Terim, Atakaş Hataysporlu futbolcuların maçın genelinde zaman geçirmeye yönelik hareketlerde bulunduğunun söylenmesi üzerine, "Bunu engellemesi gereken hakemlerdir. 'Vakit geçirmesi bir şey değiştirmez. Ben vakti sonunda eklerim.' demek futbol adına doğru bir yaklaşım değildir. Çünkü oyunun bir momentumu vardır. Onu kaçırdıktan sonra istediğiniz kadar ekleyin. Oyun oyunluktan çıkar. Hakemin görevi oyunun devamını sağlamak ve güzelleştirmektir. İlk yarıda sahaya 4 kez doktor girdi. Sadece bunlar 5 dakika 58 saniye. Dört dakika uzatıldı. Rakip istediği gibi oynar ama buna müsaade etmeyecek olan hakemlerimiz." diye konuştu.

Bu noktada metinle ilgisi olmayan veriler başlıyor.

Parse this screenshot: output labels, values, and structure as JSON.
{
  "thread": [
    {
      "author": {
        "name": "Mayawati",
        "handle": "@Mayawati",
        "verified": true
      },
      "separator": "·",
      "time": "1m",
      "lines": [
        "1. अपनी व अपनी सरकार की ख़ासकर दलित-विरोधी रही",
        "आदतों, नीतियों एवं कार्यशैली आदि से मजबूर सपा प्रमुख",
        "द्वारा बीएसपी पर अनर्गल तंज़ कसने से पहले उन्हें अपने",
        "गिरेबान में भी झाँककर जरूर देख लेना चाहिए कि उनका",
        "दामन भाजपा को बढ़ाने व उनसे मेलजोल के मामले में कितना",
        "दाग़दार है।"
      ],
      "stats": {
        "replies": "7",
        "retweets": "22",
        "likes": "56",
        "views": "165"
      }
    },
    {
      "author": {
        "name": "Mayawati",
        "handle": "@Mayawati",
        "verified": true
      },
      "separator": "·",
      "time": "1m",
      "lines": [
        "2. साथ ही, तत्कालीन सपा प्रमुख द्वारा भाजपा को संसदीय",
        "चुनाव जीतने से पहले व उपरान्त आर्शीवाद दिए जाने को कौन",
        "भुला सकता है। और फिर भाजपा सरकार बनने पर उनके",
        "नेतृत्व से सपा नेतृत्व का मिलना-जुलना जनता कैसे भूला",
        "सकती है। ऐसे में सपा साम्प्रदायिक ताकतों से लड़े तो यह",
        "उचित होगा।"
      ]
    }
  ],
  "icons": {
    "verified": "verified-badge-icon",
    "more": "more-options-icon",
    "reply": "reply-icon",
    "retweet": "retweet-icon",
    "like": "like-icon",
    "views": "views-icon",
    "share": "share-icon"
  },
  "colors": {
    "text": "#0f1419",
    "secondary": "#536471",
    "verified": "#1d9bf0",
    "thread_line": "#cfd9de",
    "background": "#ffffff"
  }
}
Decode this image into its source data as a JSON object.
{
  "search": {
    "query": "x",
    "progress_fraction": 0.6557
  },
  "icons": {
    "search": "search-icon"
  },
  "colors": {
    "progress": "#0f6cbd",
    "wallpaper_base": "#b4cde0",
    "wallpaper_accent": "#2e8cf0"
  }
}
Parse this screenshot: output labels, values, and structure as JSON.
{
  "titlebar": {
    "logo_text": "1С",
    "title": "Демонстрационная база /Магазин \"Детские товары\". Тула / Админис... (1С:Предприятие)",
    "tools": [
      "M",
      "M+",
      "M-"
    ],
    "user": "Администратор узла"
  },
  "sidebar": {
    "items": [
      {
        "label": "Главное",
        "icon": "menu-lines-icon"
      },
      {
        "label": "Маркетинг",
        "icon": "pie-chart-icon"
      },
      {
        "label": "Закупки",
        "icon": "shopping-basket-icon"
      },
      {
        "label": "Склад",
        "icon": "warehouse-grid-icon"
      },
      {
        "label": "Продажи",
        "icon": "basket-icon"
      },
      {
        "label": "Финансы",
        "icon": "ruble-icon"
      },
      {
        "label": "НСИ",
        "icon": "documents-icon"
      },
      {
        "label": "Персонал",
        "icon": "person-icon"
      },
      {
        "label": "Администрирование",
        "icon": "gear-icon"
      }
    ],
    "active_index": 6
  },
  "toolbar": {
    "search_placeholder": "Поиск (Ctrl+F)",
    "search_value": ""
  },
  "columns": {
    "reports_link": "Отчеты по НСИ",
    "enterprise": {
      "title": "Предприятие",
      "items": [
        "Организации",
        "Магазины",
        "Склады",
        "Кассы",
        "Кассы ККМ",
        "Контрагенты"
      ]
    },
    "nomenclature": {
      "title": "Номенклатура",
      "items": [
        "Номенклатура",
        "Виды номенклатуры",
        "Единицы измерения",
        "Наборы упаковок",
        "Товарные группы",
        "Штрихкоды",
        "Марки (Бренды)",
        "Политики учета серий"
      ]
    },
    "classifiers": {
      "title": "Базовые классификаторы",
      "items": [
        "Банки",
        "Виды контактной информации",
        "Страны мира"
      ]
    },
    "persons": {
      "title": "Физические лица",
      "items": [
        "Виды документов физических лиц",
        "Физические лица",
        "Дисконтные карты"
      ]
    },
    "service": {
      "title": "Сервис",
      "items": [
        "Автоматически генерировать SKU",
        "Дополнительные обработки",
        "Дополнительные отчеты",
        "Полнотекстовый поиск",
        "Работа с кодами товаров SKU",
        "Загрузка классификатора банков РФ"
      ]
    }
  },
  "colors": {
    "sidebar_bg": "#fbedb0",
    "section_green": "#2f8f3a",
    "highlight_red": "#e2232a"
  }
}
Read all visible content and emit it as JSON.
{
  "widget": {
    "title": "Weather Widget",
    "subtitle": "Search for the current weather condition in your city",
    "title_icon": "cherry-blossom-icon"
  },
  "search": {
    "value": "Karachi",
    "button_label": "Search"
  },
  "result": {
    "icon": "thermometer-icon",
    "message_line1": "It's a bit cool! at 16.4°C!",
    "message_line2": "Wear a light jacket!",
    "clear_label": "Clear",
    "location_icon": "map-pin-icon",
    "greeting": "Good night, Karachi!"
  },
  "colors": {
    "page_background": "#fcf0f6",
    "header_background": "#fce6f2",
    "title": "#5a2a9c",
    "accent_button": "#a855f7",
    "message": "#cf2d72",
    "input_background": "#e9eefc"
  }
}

Maçta penaltılarının verilmediğini savunan Terim, şöyle devam etti:
"İlk yarıda kornerde Nelsson ile olanı anlatmaya gerek yok. İkinci yarı enteresan pozisyon var. Diagne kaleciye faul yapmadı. Yapsa bile hakem erken düdük çaldı. Ya gol olursa. Kaleci kendi oyuncusuyla çarpıştı. Diagne faul bile yapsa hakem beklemeliydi. Video Yardımcı Hakemlerin (VAR) aktif hakemlerden olmasından yana değilim. Bir hafta sonra maç idare edecek. Geçen hafta Babel'in ayağına basılan pozisyonda taraflı tarafsız herkes penaltı diyor. Oradaki VAR kardeşimiz bu hafta Alanya'da aynı pozisyona sarı kart gösterdi. Allah'tan VAR uyardı ve gidip kırmızı kart gösterdi. Onların 1 hafta sonra böyle şeylere maruz kalmasının doğru olmadığını düşünüyorum. Çelişkiler yumağı var. Orta hakem buna odaklanmalı, VAR hakemi de o uzmanlık alanına odaklanmalı."